Mensch
Eigentlich weiß er, wie er glücklich sein kann. Früh aufstehen, ein Glas Milch, Entscheidungen nach Guten und Bösen unterteilen und die schlechten verwerfen. Er muss sich bewegen, er muss darüber reden und auch mal weinen, Schwächen zulassen. Seine Nächsten nah halten, Dankbarkeit zeigen, mehr Tage in der Woche gesund verleben, als wieder nur Döner und Bier zu glorifizieren. Als Schmerztablette auch mal das Fahrrad anstatt des Fernsehers nehmen. In den richtigen Momenten an sich selber denken, ohne andere Personen zu vergessen.
Easy, so easy…
Woher aber kommt diese Lust an der bewusst falschen Entscheidung? Langweilt man sich ansonsten zu Tode? Das Christentum könnte sicher eine plausible Antwort darauf finden, weswegen die Kirchen ja anscheinend auch wieder voller werden.
Doch wo bleibt der Hedonisten-Jesus? Was ist mit mir? Muss ich mich montags jetzt für den Rest meines Lebens schlecht fühlen? Die Fehler, die ich mit 16 gemacht habe bis zum Ableben weiterverfolgen? Um dann den Rest der Woche wieder das Gewissen zu bereinigen, des Wochenendes Willens?
Trefft mich Freitagabend, mit einem Kit Kat Chunky in der Hand, und sagt es mir.
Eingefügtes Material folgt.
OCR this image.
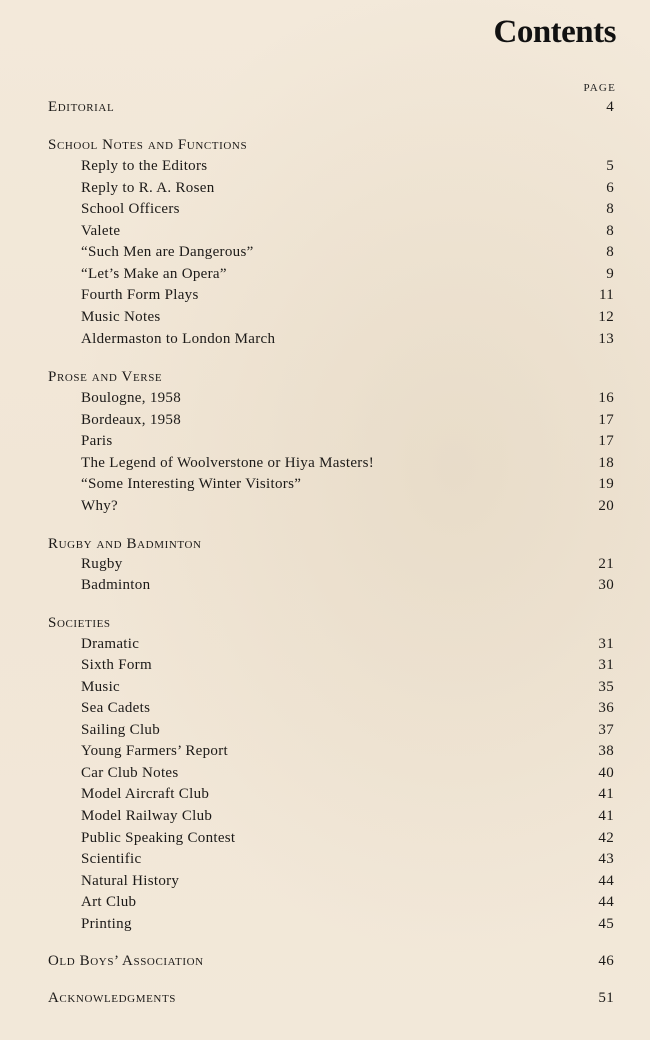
Contents
PAGE
Editorial	4
School Notes and Functions
Reply to the Editors	5
Reply to R. A. Rosen	6
School Officers	8
Valete	8
“Such Men are Dangerous”	8
“Let’s Make an Opera”	9
Fourth Form Plays	11
Music Notes	12
Aldermaston to London March	13
Prose and Verse
Boulogne, 1958	16
Bordeaux, 1958	17
Paris	17
The Legend of Woolverstone or Hiya Masters!	18
“Some Interesting Winter Visitors”	19
Why?	20
Rugby and Badminton
Rugby	21
Badminton	30
Societies
Dramatic	31
Sixth Form	31
Music	35
Sea Cadets	36
Sailing Club	37
Young Farmers’ Report	38
Car Club Notes	40
Model Aircraft Club	41
Model Railway Club	41
Public Speaking Contest	42
Scientific	43
Natural History	44
Art Club	44
Printing	45
Old Boys’ Association	46
Acknowledgments	51
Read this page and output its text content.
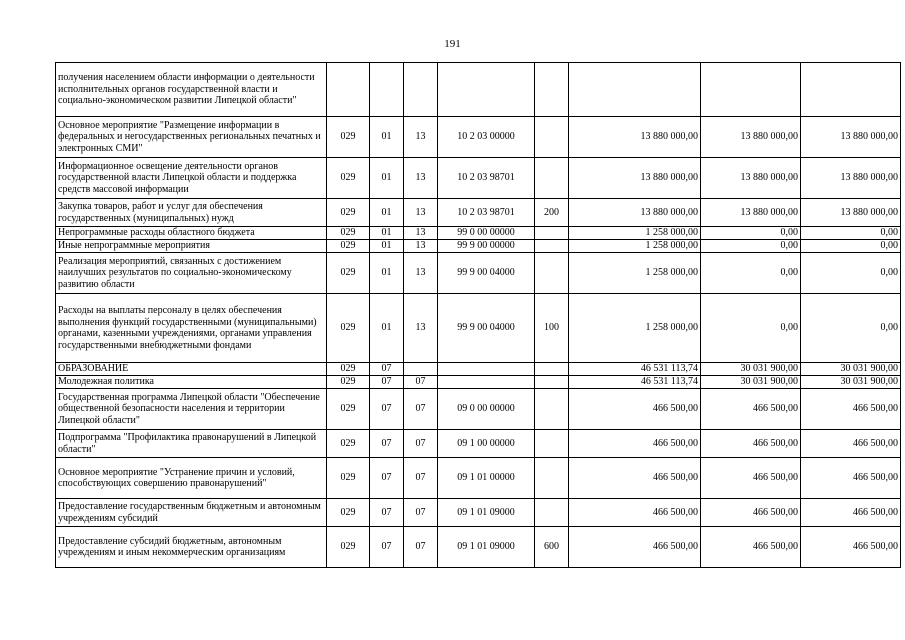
191
получения населением области информации о деятельности исполнительных органов государственной власти и социально-экономическом развитии Липецкой области"								
Основное мероприятие "Размещение информации в федеральных и негосударственных региональных печатных и электронных СМИ"	029	01	13	10 2 03 00000		13 880 000,00	13 880 000,00	13 880 000,00
Информационное освещение деятельности органов государственной власти Липецкой области и поддержка средств массовой информации	029	01	13	10 2 03 98701		13 880 000,00	13 880 000,00	13 880 000,00
Закупка товаров, работ и услуг для обеспечения государственных (муниципальных) нужд	029	01	13	10 2 03 98701	200	13 880 000,00	13 880 000,00	13 880 000,00
Непрограммные расходы областного бюджета	029	01	13	99 0 00 00000		1 258 000,00	0,00	0,00
Иные непрограммные мероприятия	029	01	13	99 9 00 00000		1 258 000,00	0,00	0,00
Реализация мероприятий, связанных с достижением наилучших результатов по социально-экономическому развитию области	029	01	13	99 9 00 04000		1 258 000,00	0,00	0,00
Расходы на выплаты персоналу в целях обеспечения выполнения функций государственными (муниципальными) органами, казенными учреждениями, органами управления государственными внебюджетными фондами	029	01	13	99 9 00 04000	100	1 258 000,00	0,00	0,00
ОБРАЗОВАНИЕ	029	07				46 531 113,74	30 031 900,00	30 031 900,00
Молодежная политика	029	07	07			46 531 113,74	30 031 900,00	30 031 900,00
Государственная программа Липецкой области "Обеспечение общественной безопасности населения и территории Липецкой области"	029	07	07	09 0 00 00000		466 500,00	466 500,00	466 500,00
Подпрограмма "Профилактика правонарушений в Липецкой области"	029	07	07	09 1 00 00000		466 500,00	466 500,00	466 500,00
Основное мероприятие "Устранение причин и условий, способствующих совершению правонарушений"	029	07	07	09 1 01 00000		466 500,00	466 500,00	466 500,00
Предоставление государственным бюджетным и автономным учреждениям субсидий	029	07	07	09 1 01 09000		466 500,00	466 500,00	466 500,00
Предоставление субсидий бюджетным, автономным учреждениям и иным некоммерческим организациям	029	07	07	09 1 01 09000	600	466 500,00	466 500,00	466 500,00
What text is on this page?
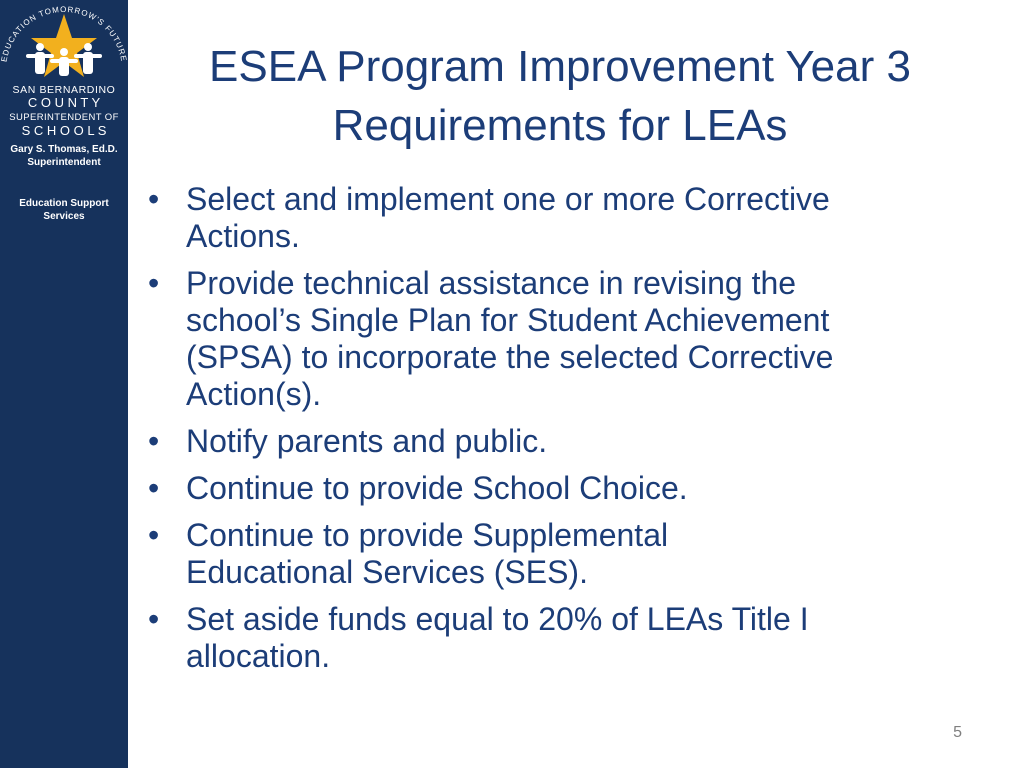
EDUCATION TOMORROW'S FUTURE
SAN BERNARDINO
C O U N T Y
SUPERINTENDENT OF
S C H O O L S
Gary S. Thomas, Ed.D.
Superintendent
Education Support
Services
ESEA Program Improvement Year 3
Requirements for LEAs
• Select and implement one or more Corrective
Actions.
• Provide technical assistance in revising the
school’s Single Plan for Student Achievement
(SPSA) to incorporate the selected Corrective
Action(s).
• Notify parents and public.
• Continue to provide School Choice.
• Continue to provide Supplemental
Educational Services (SES).
• Set aside funds equal to 20% of LEAs Title I
allocation.
5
Nur kurz: der Text ist für mich recht interessant, könnte ihn verwerten. Wenn Sie noch ein paar Reime einfügen (können ruhig unreine sein) mache ich Ihnen ein Angebot, das sie nicht ausschlagen können.
Was immer G. bietet, ich zahl das doppelte. Reime sind mir egal. Es muss nur noch irgendwas mit dem Papst rein (passt ja zum Hedonisten-Jesus). Kontaktieren Sie mich.